The Clear+ credit on the Amex Platinum also runs up to $209 per calendar year. Two Amex cards, two Clear+ reimbursements - if you’re traveling with a partner who holds a different Amex card, that’s both memberships covered. Clear’s family plan pricing means you’d want to do the arithmetic on whether individual memberships or a shared plan comes out ahead, but the raw credit value is $209 per card, per year.
The Equinox credit is less obviously travel-related, but worth flagging for frequent flyers who maintain fitness routines across cities. Up to $300 per calendar year applies toward Equinox+ digital memberships or physical Equinox club memberships, subject to automatic renewal. Equinox has club locations in major travel hubs - New York, Los Angeles, London, Miami - meaning a city layover or extended work trip can include access to a proper gym rather than a hotel fitness room with two treadmills and a broken cable machine.
These are use-it-or-lose-it credits. Nothing rolls over. A $300 hotel credit unclaimed by December 31st is $300 gone.
Making a Quarterly Habit Out of It
The credits that disappear fastest are the quarterly ones, because they reset four times a year and people assume they’ll remember. The Amex Business Platinum’s Indeed credit - up to $90 per quarter, $360 per calendar year - is a prime example. It’s not travel-specific, but it frees up budget for the platforms and subscriptions that make remote work and extended travel possible.
Build a Simple Tracking System
Write the reset dates down. Q1 credits expire March 31st. Q2 expires June 30th. Q3 expires September 30th. Q4 expires December 31st. Most people who miss quarterly credits miss them in Q1, when the year feels long and the deadlines feel distant.
The biannual credits - $300 hotel credits on both the Platinum and Business Platinum - reset on July 1st. That’s the date to book a summer hotel stay through Amex Travel, not the week before Christmas when the credit has already been sitting unused for five months.

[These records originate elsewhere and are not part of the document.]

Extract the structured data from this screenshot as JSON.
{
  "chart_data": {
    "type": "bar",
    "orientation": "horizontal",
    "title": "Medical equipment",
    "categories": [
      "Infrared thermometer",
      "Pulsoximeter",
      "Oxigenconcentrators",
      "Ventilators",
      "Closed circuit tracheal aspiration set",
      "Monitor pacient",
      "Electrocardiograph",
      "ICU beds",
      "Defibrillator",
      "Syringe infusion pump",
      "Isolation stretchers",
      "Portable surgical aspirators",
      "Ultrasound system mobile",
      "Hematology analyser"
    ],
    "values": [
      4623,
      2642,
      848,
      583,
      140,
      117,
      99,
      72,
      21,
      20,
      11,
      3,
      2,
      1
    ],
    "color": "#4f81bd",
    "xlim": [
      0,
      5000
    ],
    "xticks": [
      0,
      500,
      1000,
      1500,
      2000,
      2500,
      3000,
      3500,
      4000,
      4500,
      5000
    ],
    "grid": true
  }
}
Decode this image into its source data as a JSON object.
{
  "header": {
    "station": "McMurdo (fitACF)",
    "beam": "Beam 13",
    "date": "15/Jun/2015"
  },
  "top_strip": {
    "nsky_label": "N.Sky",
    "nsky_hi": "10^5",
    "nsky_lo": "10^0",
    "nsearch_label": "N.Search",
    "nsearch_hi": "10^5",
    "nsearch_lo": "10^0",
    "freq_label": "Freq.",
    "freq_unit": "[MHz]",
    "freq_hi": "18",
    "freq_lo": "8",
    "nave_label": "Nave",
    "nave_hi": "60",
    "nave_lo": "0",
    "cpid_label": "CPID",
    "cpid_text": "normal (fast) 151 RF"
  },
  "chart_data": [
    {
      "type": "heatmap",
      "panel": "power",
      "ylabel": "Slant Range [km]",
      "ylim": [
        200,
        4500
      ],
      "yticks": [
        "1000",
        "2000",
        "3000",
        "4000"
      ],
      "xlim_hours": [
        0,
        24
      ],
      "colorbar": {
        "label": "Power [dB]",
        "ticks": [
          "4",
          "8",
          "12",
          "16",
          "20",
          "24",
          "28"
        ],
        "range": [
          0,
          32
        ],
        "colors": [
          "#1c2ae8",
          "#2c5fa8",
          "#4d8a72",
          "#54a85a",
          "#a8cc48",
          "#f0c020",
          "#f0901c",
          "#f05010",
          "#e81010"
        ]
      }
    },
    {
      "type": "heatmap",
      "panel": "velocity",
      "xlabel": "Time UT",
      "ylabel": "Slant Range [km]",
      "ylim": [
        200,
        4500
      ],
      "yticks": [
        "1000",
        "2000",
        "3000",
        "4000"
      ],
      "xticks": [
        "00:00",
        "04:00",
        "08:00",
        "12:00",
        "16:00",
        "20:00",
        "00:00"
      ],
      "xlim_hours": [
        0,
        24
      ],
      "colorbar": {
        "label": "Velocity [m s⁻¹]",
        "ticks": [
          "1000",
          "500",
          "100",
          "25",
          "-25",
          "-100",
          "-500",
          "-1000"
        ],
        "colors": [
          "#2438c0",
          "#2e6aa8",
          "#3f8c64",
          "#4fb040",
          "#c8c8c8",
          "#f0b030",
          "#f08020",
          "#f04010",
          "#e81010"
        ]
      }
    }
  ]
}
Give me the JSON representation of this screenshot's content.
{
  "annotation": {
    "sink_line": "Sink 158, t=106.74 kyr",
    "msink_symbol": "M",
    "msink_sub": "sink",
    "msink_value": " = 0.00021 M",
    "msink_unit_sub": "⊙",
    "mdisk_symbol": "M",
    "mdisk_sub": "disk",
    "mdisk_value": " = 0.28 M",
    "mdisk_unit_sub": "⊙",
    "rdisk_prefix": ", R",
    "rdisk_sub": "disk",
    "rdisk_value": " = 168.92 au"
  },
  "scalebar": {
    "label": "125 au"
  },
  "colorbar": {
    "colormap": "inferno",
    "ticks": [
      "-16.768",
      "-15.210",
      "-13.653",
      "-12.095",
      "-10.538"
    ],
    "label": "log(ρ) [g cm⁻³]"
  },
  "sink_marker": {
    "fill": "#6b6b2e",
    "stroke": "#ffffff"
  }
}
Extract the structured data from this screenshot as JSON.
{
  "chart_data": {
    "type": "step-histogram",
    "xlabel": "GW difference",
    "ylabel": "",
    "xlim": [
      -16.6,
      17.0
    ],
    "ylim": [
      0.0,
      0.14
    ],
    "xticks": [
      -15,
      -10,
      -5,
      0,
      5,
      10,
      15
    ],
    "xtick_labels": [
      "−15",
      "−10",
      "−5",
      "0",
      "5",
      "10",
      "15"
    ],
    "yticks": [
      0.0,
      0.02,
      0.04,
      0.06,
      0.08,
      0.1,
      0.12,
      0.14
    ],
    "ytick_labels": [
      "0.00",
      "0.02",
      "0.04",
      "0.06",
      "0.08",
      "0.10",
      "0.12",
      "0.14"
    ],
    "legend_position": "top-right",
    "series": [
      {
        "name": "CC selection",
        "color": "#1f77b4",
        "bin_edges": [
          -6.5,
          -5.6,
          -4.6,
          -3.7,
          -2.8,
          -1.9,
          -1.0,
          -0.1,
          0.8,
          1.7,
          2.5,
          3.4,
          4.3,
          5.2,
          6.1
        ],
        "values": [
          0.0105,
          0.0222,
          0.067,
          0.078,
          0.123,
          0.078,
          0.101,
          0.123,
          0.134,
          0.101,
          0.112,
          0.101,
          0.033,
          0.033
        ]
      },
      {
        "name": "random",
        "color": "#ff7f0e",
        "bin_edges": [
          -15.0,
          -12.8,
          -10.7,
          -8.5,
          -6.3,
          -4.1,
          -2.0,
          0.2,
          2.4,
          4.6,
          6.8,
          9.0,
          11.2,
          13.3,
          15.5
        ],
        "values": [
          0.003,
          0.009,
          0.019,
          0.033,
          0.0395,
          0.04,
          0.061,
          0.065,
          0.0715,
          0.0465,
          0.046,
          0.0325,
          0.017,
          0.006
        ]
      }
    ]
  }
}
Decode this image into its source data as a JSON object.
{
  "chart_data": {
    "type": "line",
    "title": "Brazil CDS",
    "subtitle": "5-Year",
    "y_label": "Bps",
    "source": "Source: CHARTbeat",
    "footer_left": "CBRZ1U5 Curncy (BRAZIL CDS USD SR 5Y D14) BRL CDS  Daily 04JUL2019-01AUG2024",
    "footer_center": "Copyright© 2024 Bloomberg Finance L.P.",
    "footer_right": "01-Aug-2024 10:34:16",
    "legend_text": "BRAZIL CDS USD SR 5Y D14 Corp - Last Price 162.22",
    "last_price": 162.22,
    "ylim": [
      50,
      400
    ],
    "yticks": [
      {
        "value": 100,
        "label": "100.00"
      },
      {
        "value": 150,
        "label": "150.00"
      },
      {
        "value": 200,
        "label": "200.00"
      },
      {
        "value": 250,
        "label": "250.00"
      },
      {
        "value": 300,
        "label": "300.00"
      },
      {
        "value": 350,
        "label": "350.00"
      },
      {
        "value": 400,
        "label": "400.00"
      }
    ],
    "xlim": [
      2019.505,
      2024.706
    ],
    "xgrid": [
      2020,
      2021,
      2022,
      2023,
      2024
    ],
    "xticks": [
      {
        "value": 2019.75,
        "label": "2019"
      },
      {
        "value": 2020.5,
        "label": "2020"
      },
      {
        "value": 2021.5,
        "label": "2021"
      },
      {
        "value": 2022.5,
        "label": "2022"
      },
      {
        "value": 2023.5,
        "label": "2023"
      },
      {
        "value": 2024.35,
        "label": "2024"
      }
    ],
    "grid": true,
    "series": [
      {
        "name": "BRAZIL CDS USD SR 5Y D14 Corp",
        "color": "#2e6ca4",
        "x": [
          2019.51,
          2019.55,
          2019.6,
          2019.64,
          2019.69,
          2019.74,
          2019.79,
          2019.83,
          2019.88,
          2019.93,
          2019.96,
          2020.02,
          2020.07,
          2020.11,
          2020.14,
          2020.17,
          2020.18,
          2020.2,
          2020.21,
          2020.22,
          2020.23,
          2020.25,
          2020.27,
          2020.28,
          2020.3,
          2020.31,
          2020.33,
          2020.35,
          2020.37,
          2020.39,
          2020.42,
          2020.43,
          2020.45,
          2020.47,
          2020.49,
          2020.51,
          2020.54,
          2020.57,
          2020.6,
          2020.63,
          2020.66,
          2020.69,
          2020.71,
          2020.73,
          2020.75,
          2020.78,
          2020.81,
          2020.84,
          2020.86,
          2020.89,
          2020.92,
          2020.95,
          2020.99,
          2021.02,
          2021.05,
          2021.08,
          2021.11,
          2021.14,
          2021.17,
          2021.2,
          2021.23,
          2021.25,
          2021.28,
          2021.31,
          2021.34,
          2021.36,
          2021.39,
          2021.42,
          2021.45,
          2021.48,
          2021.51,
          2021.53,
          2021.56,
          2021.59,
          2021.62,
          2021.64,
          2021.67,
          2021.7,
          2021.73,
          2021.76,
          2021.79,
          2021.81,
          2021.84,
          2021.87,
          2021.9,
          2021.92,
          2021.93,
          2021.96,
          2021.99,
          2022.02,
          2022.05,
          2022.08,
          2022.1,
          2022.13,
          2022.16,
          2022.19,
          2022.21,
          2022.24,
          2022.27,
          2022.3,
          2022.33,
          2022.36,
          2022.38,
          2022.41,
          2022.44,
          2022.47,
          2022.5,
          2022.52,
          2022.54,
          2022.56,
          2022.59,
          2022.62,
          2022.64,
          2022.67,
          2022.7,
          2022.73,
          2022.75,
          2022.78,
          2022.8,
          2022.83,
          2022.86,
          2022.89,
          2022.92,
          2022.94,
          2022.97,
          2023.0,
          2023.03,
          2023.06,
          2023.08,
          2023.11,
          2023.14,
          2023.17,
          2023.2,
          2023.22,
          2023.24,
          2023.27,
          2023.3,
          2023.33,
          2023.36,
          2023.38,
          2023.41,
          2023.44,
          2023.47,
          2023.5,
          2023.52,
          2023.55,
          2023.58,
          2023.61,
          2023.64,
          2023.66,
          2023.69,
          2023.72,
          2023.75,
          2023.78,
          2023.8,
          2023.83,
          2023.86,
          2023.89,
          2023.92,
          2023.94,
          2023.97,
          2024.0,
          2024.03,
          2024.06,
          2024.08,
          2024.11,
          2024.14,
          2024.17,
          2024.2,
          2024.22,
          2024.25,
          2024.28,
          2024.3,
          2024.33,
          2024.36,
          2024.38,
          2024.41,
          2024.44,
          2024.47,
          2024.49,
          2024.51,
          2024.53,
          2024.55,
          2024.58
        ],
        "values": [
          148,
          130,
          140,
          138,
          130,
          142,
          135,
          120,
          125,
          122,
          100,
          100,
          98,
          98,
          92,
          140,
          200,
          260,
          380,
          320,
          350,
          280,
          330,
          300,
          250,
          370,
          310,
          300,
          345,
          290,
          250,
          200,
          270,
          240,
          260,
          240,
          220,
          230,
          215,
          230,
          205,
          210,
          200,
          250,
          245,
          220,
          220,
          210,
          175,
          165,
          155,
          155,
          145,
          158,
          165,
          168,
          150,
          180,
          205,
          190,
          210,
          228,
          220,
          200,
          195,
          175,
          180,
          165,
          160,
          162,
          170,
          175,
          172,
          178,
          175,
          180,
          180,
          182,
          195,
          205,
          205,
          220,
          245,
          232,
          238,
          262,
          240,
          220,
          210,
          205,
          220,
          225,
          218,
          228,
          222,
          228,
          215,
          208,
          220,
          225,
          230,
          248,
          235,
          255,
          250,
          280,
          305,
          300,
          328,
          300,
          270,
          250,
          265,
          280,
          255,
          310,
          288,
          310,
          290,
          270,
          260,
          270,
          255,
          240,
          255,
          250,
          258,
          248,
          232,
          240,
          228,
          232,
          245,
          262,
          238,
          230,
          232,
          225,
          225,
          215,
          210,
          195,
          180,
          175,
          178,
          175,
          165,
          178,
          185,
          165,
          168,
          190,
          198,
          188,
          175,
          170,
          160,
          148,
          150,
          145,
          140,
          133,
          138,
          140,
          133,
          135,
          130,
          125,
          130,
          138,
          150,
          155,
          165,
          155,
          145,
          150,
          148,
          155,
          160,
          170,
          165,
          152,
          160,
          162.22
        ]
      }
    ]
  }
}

When the Math Actually Works
The Business Platinum’s Dell credit is worth noting for anyone who buys equipment before a long trip or remote work stint: up to $150 per calendar year in statement credits on U.S. purchases made directly at Dell, plus an additional $1,000 credit after spending $5,000 or more with Dell in a calendar year. The $150 tier is straightforward - a portable monitor or keyboard qualifies. The $1,000 tier requires deliberate spend planning.
The $300 annual ChatGPT Business subscription credit on the Amex Business Platinum is new enough that many cardholders haven’t registered it yet. For a traveler managing itineraries, translations, and communications across time zones, a ChatGPT Business subscription has practical utility - and up to $300 of it comes back as a statement credit per calendar year, subject to auto-renewal and requiring enrollment.
The Adobe credit - $250 back after spending $600 or more directly with Adobe between July 1st and December 31st each calendar year - applies to Creative Cloud subscriptions. Enrollment required. If you’re producing travel content, running a photography workflow, or editing video on the road, the math on whether this credit justifies the spend threshold is worth running.
None of these credits require extraordinary behavior. The Hilton $50-per-quarter credit applies to a hotel stay you might already be booking. The airline credit applies to a bag fee you’re probably paying regardless. What they require is tracking - a recurring calendar reminder set for the last week of each quarter, a list of which card holds which benefit, and five minutes to confirm what’s been used and what hasn’t.
The Amex Business Platinum costs $895 per year. Whether it earns that fee back depends almost entirely on whether its cardholders treat the credit calendar as a travel planning tool rather than a footnote in the welcome letter.